‘Seek better relations with India, Kashmir at core of ties’: New Pak security policy
NEW DELHI: Pakistan desires to improve its relationship with India, though a “just and peaceful resolution of the Jammu and Kashmir” issue will remain the core of bilateral relations, according to Islamabad’s new National Security Policy released on Friday.
Past governments had focused solely on military security and never planned beyond this, Pakistan Prime Minister Imran Khan said while addressing a ceremony at which he released the public version of the policy. “We’ve never had the concept of a coordinated national security policy,” he said.
National security adviser Moeed Yusuf said the NSP was centred round economic security, and geo-strategic imperatives were included to bolster Pakistan’s security. He said the document was finalised with “full civil-military consensus”.
The 62-page public version of the National Security Policy has separate sections on India and Jammu and Kashmir in the part dealing with Pakistan’s foreign relations. It also contains several other references to India in sections dealing with defence policy and the neighbourhood.
“Pakistan, under its policy of peace at home and abroad, wishes to improve its relationship with India. A just and peaceful resolution of the Jammu and Kashmir dispute remains at the core of our bilateral relationship,” the section on India said.
“Growing Indian arms build-up, facilitated by access to advanced technologies and exceptions in the non-proliferation rules, is a matter of concern for Pakistan. Besides impacting regional stability, such policies of exceptionalism also undermine the global non-proliferation regime,” it added.
The section on India expressed concern at what it said was the “rise of Hindutva-driven politics in India” and said this “impacts Pakistan’s immediate security”. The “political exploitation of a policy of belligerence towards Pakistan by India’s leadership has led to the threat of military adventurism”, it said.
The section also accused India of pursuing “unilateral policy actions on outstanding issues...to impose one-sided solutions”. It added, “Pakistan continues to believe in resolving all outstanding issues through dialogue; however, recent Indian actions remain significant hurdles in this direction.”
The section on Jammu and Kashmir said a “just and peaceful resolution” of this issue remains a vital national security interest for Pakistan. It reiterated Pakistan’s position that India’s decision to scrap the special status of Jammu and Kashmir in August 2019 was “illegal and unilateral”, and alleged that Indian security forces were behind human rights abuses and oppression in Kashmir.
“Pakistan remains steadfast in its moral, diplomatic, political, and legal support to the people of Kashmir until they achieve their right to self-determination guaranteed by the international community as per United Nations Security Council (UNSC) resolutions,” the section on Kashmir said.
The document stated Pakistan will seek to deter war “through full-spectrum deterrence within the precincts of credible minimum nuclear deterrence in concert with our conventional military capabilities and all elements of national power”.

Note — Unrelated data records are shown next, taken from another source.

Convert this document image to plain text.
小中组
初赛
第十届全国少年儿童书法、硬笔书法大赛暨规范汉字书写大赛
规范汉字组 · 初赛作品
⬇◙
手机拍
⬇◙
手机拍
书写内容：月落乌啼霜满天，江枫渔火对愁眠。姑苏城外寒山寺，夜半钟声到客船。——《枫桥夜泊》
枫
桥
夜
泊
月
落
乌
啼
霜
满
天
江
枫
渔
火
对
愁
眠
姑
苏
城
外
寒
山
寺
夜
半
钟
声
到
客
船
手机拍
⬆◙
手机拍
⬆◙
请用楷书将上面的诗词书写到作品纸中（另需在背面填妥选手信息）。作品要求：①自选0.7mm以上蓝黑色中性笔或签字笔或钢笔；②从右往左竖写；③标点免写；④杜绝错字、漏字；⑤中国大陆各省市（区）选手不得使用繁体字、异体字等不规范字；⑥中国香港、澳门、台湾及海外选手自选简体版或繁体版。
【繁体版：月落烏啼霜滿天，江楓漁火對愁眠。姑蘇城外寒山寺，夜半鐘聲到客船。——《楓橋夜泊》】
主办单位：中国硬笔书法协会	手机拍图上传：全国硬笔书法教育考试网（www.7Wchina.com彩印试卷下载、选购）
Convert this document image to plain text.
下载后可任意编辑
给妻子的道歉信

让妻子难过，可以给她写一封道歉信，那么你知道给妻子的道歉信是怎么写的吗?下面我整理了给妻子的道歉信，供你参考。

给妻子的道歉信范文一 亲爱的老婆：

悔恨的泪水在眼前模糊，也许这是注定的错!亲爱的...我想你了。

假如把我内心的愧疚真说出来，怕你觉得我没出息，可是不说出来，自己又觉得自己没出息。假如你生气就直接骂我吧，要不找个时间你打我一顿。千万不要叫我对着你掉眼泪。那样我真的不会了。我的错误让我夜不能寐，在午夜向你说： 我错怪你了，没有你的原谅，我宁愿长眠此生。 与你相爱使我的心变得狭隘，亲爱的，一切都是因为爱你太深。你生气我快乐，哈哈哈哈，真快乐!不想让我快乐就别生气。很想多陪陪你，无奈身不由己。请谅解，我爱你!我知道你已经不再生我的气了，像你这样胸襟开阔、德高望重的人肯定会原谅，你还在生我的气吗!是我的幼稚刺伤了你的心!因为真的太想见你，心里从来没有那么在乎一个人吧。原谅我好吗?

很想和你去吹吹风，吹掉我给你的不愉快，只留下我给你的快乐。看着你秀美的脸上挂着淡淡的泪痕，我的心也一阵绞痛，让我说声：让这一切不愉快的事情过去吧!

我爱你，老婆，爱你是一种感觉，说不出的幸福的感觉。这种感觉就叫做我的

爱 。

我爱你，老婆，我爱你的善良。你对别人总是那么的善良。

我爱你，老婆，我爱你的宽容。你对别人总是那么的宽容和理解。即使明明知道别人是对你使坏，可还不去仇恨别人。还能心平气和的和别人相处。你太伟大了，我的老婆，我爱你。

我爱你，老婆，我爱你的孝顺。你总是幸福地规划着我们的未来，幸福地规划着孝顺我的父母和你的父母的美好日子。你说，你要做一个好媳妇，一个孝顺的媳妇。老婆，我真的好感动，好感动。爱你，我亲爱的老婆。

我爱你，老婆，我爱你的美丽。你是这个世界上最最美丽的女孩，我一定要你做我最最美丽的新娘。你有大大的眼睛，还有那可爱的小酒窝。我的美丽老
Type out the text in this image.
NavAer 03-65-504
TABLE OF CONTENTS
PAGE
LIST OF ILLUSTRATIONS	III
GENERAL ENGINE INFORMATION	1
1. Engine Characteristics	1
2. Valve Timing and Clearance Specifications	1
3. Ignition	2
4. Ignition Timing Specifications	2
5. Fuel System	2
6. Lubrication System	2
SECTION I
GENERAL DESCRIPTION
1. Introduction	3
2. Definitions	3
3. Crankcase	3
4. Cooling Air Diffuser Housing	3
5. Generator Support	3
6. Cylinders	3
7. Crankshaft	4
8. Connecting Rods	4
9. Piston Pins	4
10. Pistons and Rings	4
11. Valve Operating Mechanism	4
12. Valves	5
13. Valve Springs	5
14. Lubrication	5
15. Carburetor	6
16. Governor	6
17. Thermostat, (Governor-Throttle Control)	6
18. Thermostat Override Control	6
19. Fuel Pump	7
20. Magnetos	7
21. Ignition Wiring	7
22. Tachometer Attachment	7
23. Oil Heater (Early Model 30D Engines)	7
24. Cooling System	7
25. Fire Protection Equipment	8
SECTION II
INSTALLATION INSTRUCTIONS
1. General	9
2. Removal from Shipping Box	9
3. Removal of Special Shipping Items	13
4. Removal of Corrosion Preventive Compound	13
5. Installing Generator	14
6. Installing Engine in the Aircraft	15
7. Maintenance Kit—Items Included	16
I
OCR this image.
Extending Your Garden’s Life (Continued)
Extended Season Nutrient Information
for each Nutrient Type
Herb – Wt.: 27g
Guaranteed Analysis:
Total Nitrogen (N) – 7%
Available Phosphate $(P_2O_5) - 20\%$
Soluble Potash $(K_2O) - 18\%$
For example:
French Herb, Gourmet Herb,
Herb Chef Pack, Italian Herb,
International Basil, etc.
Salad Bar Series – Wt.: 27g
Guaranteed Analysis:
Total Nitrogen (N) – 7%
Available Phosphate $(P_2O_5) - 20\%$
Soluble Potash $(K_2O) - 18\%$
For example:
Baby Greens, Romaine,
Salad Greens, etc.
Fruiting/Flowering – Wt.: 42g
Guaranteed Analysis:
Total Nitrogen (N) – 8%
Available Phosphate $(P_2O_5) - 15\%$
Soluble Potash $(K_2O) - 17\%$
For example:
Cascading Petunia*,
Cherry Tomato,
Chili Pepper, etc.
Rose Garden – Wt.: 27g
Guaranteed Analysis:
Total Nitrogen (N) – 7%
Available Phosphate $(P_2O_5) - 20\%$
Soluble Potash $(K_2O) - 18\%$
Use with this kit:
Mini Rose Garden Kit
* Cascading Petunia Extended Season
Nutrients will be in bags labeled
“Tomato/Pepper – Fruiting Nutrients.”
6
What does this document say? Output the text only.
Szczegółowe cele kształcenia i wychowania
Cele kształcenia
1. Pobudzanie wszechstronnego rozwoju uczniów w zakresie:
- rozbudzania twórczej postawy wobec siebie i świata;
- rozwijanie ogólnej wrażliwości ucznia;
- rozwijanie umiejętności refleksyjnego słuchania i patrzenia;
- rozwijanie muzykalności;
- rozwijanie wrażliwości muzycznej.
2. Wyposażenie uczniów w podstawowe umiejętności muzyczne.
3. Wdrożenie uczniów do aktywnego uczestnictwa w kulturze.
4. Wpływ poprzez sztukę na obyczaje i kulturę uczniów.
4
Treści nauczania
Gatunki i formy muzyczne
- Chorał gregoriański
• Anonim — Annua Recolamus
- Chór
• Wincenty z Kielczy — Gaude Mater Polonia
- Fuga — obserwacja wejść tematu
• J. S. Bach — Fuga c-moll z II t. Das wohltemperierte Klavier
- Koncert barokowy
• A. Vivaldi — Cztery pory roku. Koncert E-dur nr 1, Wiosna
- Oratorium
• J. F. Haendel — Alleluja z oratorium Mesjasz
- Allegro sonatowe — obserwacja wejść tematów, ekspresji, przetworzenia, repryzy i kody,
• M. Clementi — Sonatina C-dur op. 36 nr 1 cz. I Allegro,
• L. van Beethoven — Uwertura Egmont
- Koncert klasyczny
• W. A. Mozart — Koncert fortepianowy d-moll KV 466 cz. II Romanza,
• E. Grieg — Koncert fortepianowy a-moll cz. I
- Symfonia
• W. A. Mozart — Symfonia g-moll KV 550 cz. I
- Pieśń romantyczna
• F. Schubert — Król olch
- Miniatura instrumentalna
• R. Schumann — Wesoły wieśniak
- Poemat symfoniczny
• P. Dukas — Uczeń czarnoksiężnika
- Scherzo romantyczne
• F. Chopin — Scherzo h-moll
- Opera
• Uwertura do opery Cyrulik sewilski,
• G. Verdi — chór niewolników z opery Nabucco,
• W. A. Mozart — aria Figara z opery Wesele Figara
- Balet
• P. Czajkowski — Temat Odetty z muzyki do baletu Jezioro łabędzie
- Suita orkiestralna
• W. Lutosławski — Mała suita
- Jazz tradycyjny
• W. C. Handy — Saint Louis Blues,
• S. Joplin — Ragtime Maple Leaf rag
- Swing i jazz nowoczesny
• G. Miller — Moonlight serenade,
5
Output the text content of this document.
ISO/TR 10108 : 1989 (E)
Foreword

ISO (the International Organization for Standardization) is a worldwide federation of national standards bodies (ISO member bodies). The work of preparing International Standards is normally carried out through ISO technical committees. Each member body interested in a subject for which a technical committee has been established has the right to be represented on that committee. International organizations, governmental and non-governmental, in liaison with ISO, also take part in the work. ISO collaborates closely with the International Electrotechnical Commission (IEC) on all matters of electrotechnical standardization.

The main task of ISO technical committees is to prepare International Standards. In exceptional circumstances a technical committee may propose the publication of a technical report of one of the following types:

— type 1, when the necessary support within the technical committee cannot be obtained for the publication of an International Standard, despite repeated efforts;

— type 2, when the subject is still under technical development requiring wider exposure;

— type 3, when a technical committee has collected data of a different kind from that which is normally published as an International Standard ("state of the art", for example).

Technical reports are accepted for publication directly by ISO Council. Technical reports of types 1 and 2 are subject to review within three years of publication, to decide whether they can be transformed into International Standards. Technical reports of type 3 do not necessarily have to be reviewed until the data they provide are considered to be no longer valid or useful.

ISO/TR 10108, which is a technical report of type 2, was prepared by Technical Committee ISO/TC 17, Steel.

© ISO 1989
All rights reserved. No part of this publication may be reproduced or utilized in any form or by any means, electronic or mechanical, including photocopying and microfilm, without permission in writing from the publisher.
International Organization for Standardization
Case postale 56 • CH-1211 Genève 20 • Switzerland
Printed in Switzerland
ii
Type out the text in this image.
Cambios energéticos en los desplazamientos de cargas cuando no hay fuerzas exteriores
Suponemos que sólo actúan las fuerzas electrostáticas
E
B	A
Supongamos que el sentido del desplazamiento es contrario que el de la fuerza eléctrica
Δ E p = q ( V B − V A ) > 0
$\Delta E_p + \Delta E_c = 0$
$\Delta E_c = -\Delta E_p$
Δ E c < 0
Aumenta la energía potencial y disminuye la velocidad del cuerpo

“The expansion of India’s nuclear triad, open-ended statements on nuclear policy, and investments in and introduction of destabilising technologies disturb the strategic balance in the region,” it added.
The document contended that special attention is required to manage “lingering border disputes which continue to pose security threats, particularly along the Line of Control and Working Boundary where ceasefire violations by India threaten civilian lives and property while endangering regional stability”.
Referring to the Indian Ocean region and India’s role as a net security provider, the policy claimed this will “affect the region’s security and economic interests negatively”.
India and Pakistan have not held any substantial and structured talks since the 2008 Mumbai attacks, carried out by the Pakistan-based Lashkar-e-Taiba (LeT), disrupted bilateral ties. Several attempts in the following years to revive talks ran aground after a series of terror attacks, mainly targeting Indian security forces, that were mostly blamed on the Jaish-e-Mohammed (JeM).
After a series of back-channel contacts between security officials of the two countries, the Indian and Pakistani armies agreed in February 2021 to restore the 2003 ceasefire along the Line of Control (LoC). However, the ending of exchanges of fire on the LoC did not lead to further breakthroughs between the two sides.